Use social media monitoring to focus resources where they're needed

For most organizations, the largest expenditure is payroll. Having enough bandwidth to accomplish goals is crucial, but with social media programs commanding more and more attention, should you bring on another full-time employee to manage this process, or is there a way to streamline your online guest engagement for maximum results? This was the question Jennifer Motruk Loy, vice president of marketing for Farmers Restaurant Group, had to answer earlier this year.

"Scanning through all the mentions of our restaurants on social media was a wholly inefficient process," Motruk Loy said. "We'd recently budgeted for a new full-time communications specialist to manage guest reviews, monitor all social media properties, and update the online presence for our brands.

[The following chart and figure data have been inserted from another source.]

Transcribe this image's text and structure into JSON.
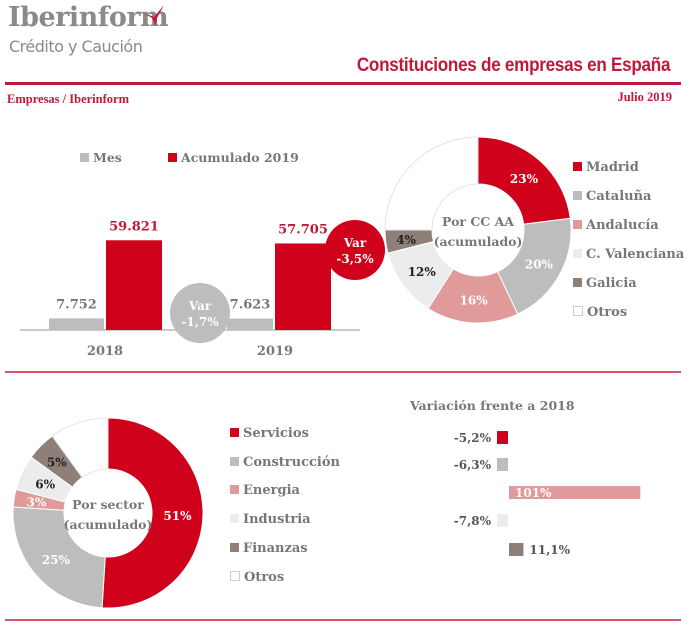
{
  "header": {
    "logo_name": "Iberinform",
    "logo_sub": "Crédito y Caución",
    "title": "Constituciones de empresas en España",
    "source": "Empresas / Iberinform",
    "date": "Julio 2019"
  },
  "colors": {
    "red": "#d0021b",
    "grey": "#bdbdbd",
    "pink": "#e09a9a",
    "light": "#ececec",
    "taupe": "#8e7f79",
    "white": "#ffffff",
    "brand": "#c1183a"
  },
  "chart_data": [
    {
      "type": "bar",
      "categories": [
        "2018",
        "2019"
      ],
      "series": [
        {
          "name": "Mes",
          "values": [
            7752,
            7623
          ],
          "labels": [
            "7.752",
            "7.623"
          ],
          "color": "#bdbdbd"
        },
        {
          "name": "Acumulado 2019",
          "values": [
            59821,
            57705
          ],
          "labels": [
            "59.821",
            "57.705"
          ],
          "color": "#d0021b"
        }
      ],
      "annotations": [
        {
          "title": "Var",
          "value": "-1,7%"
        },
        {
          "title": "Var",
          "value": "-3,5%"
        }
      ]
    },
    {
      "type": "pie",
      "center_label": [
        "Por CC AA",
        "(acumulado)"
      ],
      "slices": [
        {
          "name": "Madrid",
          "value": 23,
          "label": "23%",
          "color": "#d0021b"
        },
        {
          "name": "Cataluña",
          "value": 20,
          "label": "20%",
          "color": "#bdbdbd"
        },
        {
          "name": "Andalucía",
          "value": 16,
          "label": "16%",
          "color": "#e09a9a"
        },
        {
          "name": "C. Valenciana",
          "value": 12,
          "label": "12%",
          "color": "#ececec"
        },
        {
          "name": "Galicia",
          "value": 4,
          "label": "4%",
          "color": "#8e7f79"
        },
        {
          "name": "Otros",
          "value": 25,
          "label": "",
          "color": "#ffffff"
        }
      ]
    },
    {
      "type": "pie",
      "center_label": [
        "Por sector",
        "(acumulado)"
      ],
      "slices": [
        {
          "name": "Servicios",
          "value": 51,
          "label": "51%",
          "color": "#d0021b"
        },
        {
          "name": "Construcción",
          "value": 25,
          "label": "25%",
          "color": "#bdbdbd"
        },
        {
          "name": "Energia",
          "value": 3,
          "label": "3%",
          "color": "#e09a9a"
        },
        {
          "name": "Industria",
          "value": 6,
          "label": "6%",
          "color": "#ececec"
        },
        {
          "name": "Finanzas",
          "value": 5,
          "label": "5%",
          "color": "#8e7f79"
        },
        {
          "name": "Otros",
          "value": 10,
          "label": "",
          "color": "#ffffff"
        }
      ]
    },
    {
      "type": "bar",
      "orientation": "horizontal",
      "title": "Variación frente a 2018",
      "categories": [
        "Servicios",
        "Construcción",
        "Energia",
        "Industria",
        "Finanzas"
      ],
      "values": [
        -5.2,
        -6.3,
        101,
        -7.8,
        11.1
      ],
      "labels": [
        "-5,2%",
        "-6,3%",
        "101%",
        "-7,8%",
        "11,1%"
      ],
      "colors": [
        "#d0021b",
        "#bdbdbd",
        "#e09a9a",
        "#ececec",
        "#8e7f79"
      ]
    }
  ]
}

But we still struggled to keep pace with the sheer volume of our online and social media feedback, which could take up to a week to collect, review, analyze, and assemble for easy consumption by managers and executives."

By automating part of this process through a social media monitoring platform that delivered easily digestible social data each morning, Motruk Loy and her group were able to refocus staff resources on identifying ways to improve the guest experience instead of spending so much time in the data collection and analysis phase. Now their management teams can immediately address any operational items requiring attention, while the marketing team can focus on corresponding with guests and following through on recovery. By doing so, they're keeping their staff focused and resources streamlined, while also making improvements to the guest experience to keep customers coming back.

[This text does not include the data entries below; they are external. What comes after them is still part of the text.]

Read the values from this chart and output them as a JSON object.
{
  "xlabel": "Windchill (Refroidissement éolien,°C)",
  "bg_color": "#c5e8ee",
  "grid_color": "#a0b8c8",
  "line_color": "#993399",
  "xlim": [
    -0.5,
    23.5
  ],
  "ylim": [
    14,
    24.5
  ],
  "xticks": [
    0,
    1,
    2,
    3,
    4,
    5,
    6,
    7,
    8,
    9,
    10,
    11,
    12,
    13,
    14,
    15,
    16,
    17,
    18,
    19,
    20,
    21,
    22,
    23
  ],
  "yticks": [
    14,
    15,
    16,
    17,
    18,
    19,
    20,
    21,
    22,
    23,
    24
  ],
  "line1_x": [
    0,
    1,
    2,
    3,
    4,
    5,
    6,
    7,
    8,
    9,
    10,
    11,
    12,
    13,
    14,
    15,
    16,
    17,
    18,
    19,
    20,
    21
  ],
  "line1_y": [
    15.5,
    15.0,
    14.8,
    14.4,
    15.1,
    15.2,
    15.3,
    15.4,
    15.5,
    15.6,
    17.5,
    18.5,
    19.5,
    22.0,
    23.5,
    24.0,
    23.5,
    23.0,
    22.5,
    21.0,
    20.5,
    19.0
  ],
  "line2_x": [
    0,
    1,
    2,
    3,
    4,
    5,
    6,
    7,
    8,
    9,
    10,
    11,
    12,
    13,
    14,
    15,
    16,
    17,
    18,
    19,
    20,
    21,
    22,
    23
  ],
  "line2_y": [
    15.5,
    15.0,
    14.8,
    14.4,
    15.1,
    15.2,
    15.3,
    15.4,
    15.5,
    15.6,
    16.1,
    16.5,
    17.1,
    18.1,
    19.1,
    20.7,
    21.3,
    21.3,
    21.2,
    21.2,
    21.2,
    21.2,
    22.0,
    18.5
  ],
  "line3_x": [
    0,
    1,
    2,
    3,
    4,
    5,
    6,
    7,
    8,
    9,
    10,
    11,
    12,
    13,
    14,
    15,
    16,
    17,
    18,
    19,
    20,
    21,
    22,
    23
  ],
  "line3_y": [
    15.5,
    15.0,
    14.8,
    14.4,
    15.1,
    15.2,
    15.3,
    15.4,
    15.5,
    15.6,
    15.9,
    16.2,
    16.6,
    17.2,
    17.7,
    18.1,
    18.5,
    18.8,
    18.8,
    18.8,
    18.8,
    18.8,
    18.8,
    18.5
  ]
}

The budgeting process is complex enough; why not let your customers do some of the heavy lifting? By tapping into the direct, unbiased feedback they're sharing on social media platforms, you can access the kind of market intelligence that usually takes months to gather and costs thousands of dollars—all while getting specific insights into the investments that will deliver the best results for both your business and your guests.


Kristin Muhlner is CEO of newBrandAnalytics, a social media intelligence provider for hospitality, retail, and health care organizations.